A county press release on the day of the accident said Lenson “had no known address at the time of his death,” but the word “homeless” would not be an accurate description. His friends say he would always turn down offers to sleep at their homes.
“Shipwrecks was his home,” Patsy said during a phone interview.
She got quiet for a little while, then said, “I just want everyone to know what a good heart he had. Lotta people just knew him as that guy that wore a puka shell necklace and rode around on a skateboard, but he was more than that. He was a guardian angel.”

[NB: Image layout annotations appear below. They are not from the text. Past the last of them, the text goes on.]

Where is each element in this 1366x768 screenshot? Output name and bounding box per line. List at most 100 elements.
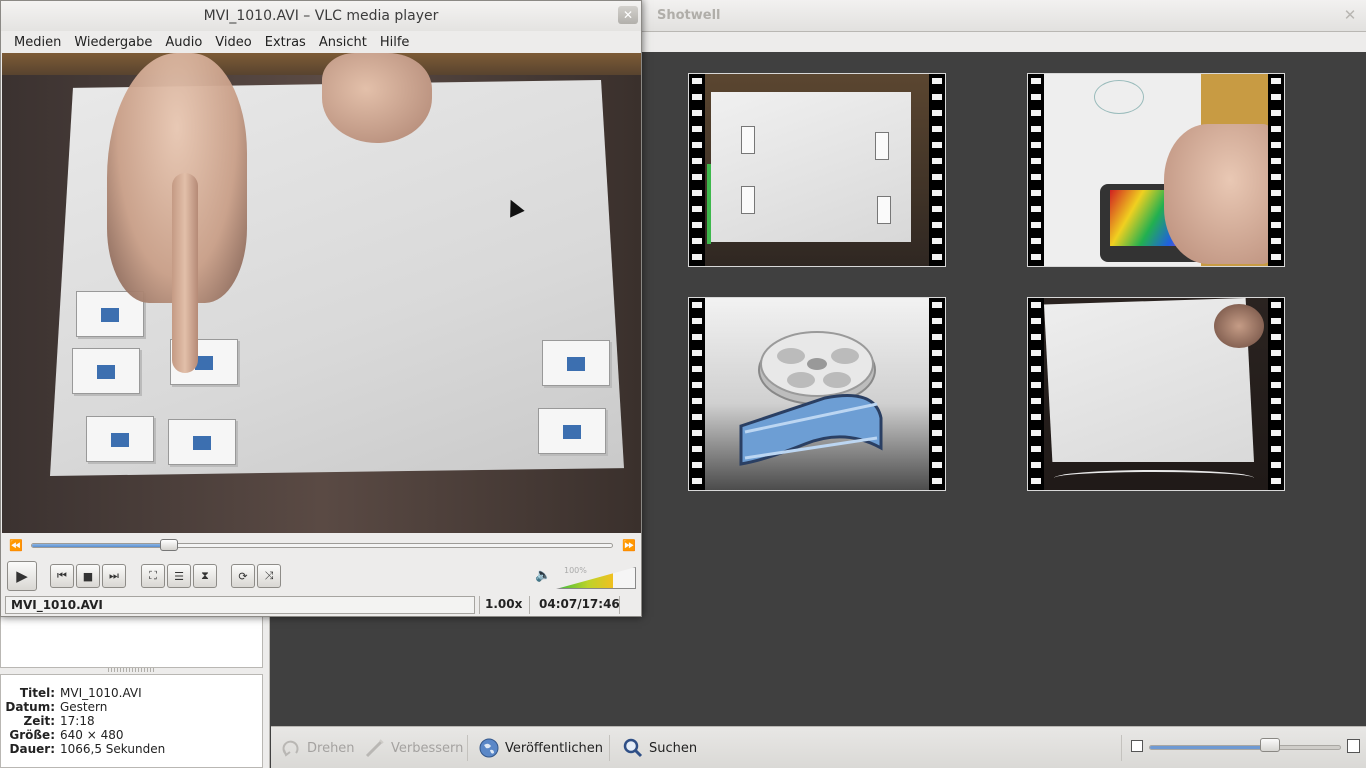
metadata-row-size: Größe: 640 × 480: [1, 728, 262, 742]
vlc-status-bar: MVI_1010.AVI 1.00x 04:07/17:46: [1, 593, 641, 617]
zoom-out-photo-icon[interactable]: [1131, 740, 1143, 752]
metadata-value: 17:18: [60, 714, 95, 728]
film-strip-right: [1268, 74, 1284, 266]
playlist-icon: ☰: [174, 569, 184, 583]
stop-button[interactable]: ■: [76, 564, 100, 588]
toolbar-separator: [609, 735, 610, 761]
metadata-row-duration: Dauer: 1066,5 Sekunden: [1, 742, 262, 756]
video-frame-card: [86, 416, 154, 462]
extended-settings-button[interactable]: ⧗: [193, 564, 217, 588]
loop-button[interactable]: ⟳: [231, 564, 255, 588]
publish-label: Veröffentlichen: [505, 740, 604, 756]
zoom-slider-handle[interactable]: [1260, 738, 1280, 752]
playback-rate[interactable]: 1.00x: [485, 596, 522, 612]
globe-icon: [479, 738, 499, 758]
enhance-label: Verbessern: [391, 740, 464, 756]
metadata-key: Dauer:: [9, 742, 55, 756]
playback-controls: ▶ ⏮ ■ ⏭ ⛶ ☰ ⧗ ⟳ ⤨ 🔈 100%: [1, 557, 641, 593]
menu-video[interactable]: Video: [215, 35, 251, 50]
video-thumbnail[interactable]: [1027, 73, 1285, 267]
publish-button[interactable]: Veröffentlichen: [479, 737, 603, 759]
video-frame-card: [538, 408, 606, 454]
vlc-close-icon[interactable]: ✕: [618, 6, 638, 24]
menu-audio[interactable]: Audio: [165, 35, 202, 50]
previous-icon: ⏮: [57, 569, 67, 582]
fullscreen-button[interactable]: ⛶: [141, 564, 165, 588]
film-strip-right: [929, 74, 945, 266]
seek-slider-handle[interactable]: [160, 539, 178, 551]
metadata-key: Zeit:: [23, 714, 56, 728]
metadata-key: Größe:: [9, 728, 55, 742]
metadata-panel: Titel: MVI_1010.AVI Datum: Gestern Zeit:…: [0, 674, 263, 768]
fast-forward-icon[interactable]: ⏩: [622, 539, 636, 552]
shotwell-toolbar: Drehen Verbessern Veröffentlichen Suchen: [271, 726, 1366, 768]
film-strip-left: [1028, 74, 1044, 266]
playlist-button[interactable]: ☰: [167, 564, 191, 588]
video-thumbnail[interactable]: [688, 297, 946, 491]
zoom-slider-fill: [1150, 746, 1270, 749]
status-separator: [529, 596, 530, 614]
toolbar-separator: [1121, 735, 1122, 761]
status-separator: [479, 596, 480, 614]
zoom-slider[interactable]: [1149, 745, 1341, 750]
video-thumbnail[interactable]: [688, 73, 946, 267]
film-strip-right: [929, 298, 945, 490]
elapsed-total-time[interactable]: 04:07/17:46: [539, 596, 620, 612]
metadata-value: 640 × 480: [60, 728, 124, 742]
play-icon: ▶: [16, 567, 28, 585]
equalizer-icon: ⧗: [201, 569, 209, 582]
vlc-menubar: Medien Wiedergabe Audio Video Extras Ans…: [1, 31, 641, 53]
rotate-label: Drehen: [307, 740, 355, 756]
previous-button[interactable]: ⏮: [50, 564, 74, 588]
next-button[interactable]: ⏭: [102, 564, 126, 588]
vlc-window-title: MVI_1010.AVI – VLC media player: [203, 8, 439, 24]
status-filename: MVI_1010.AVI: [5, 596, 475, 614]
metadata-value: Gestern: [60, 700, 108, 714]
shuffle-button[interactable]: ⤨: [257, 564, 281, 588]
loop-icon: ⟳: [238, 569, 248, 583]
video-thumbnail[interactable]: [1027, 297, 1285, 491]
video-thumbnail-film-reel-icon: [705, 298, 929, 490]
menu-wiedergabe[interactable]: Wiedergabe: [74, 35, 152, 50]
zoom-in-photo-icon[interactable]: [1347, 739, 1360, 753]
play-button[interactable]: ▶: [7, 561, 37, 591]
menu-hilfe[interactable]: Hilfe: [380, 35, 410, 50]
rewind-icon[interactable]: ⏪: [9, 539, 23, 552]
film-strip-left: [689, 298, 705, 490]
video-frame-card: [168, 419, 236, 465]
rotate-button[interactable]: Drehen: [281, 737, 355, 759]
seek-bar-area: ⏪ ⏩: [1, 534, 641, 556]
metadata-value: 1066,5 Sekunden: [60, 742, 166, 756]
film-strip-left: [1028, 298, 1044, 490]
metadata-row-time: Zeit: 17:18: [1, 714, 262, 728]
film-strip-right: [1268, 298, 1284, 490]
sidebar-pane-resize-handle[interactable]: [108, 668, 154, 672]
vlc-window: MVI_1010.AVI – VLC media player ✕ Medien…: [0, 0, 642, 617]
video-thumbnail-phone-icon: [1044, 74, 1274, 266]
metadata-row-date: Datum: Gestern: [1, 700, 262, 714]
stop-icon: ■: [82, 569, 94, 583]
video-output[interactable]: [2, 53, 641, 533]
volume-icon[interactable]: 🔈: [535, 568, 551, 583]
metadata-key: Datum:: [5, 700, 55, 714]
rotate-icon: [281, 738, 301, 758]
metadata-key: Titel:: [19, 686, 55, 700]
vlc-titlebar[interactable]: MVI_1010.AVI – VLC media player ✕: [1, 1, 641, 31]
shotwell-window-title: Shotwell: [657, 8, 721, 23]
status-separator: [619, 596, 620, 614]
enhance-button[interactable]: Verbessern: [365, 737, 463, 759]
metadata-row-title: Titel: MVI_1010.AVI: [1, 686, 262, 700]
menu-ansicht[interactable]: Ansicht: [319, 35, 367, 50]
metadata-value: MVI_1010.AVI: [60, 686, 142, 700]
seek-slider[interactable]: [31, 543, 613, 548]
fullscreen-icon: ⛶: [149, 569, 157, 582]
menu-medien[interactable]: Medien: [14, 35, 61, 50]
seek-slider-fill: [32, 544, 169, 547]
search-button[interactable]: Suchen: [623, 737, 697, 759]
video-thumbnail-blank-paper-icon: [1044, 298, 1268, 490]
film-strip-left: [689, 74, 705, 266]
video-frame-hand: [322, 53, 432, 143]
volume-percent: 100%: [564, 566, 587, 575]
shotwell-close-icon[interactable]: ✕: [1342, 6, 1358, 24]
menu-extras[interactable]: Extras: [265, 35, 306, 50]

Then, laughing to herself, she added, “He was a guardian angel wearing a puka shell necklace on a skateboard.”
Patsy stopped talking again, sighed, then said, “He gave us so much and he had hardly anything.”
That was the end of the conversation, and she hung up the phone. She called back less than a minute later.
“I forgot to tell you something,” she said, and started a story that happened years ago when she and Lenson and a couple other friends shared a tiny place together, “all piled on top of each other.” Sometimes they argued like crowded roommates do.
Patsy remembered one night when she and Lenson yelled and screamed at each other and went to bed mad. The next morning, she got up and left the house for work. Neither of them had phones or any way to get in touch, but like always, Lenson found a way to make it right. Patsy said it drove him crazy otherwise.
She came home later that day and found an apology letter waiting for her. It was written in Magic Marker on a paper plate.
“He would do anything to let me know that he was sorry,” she said.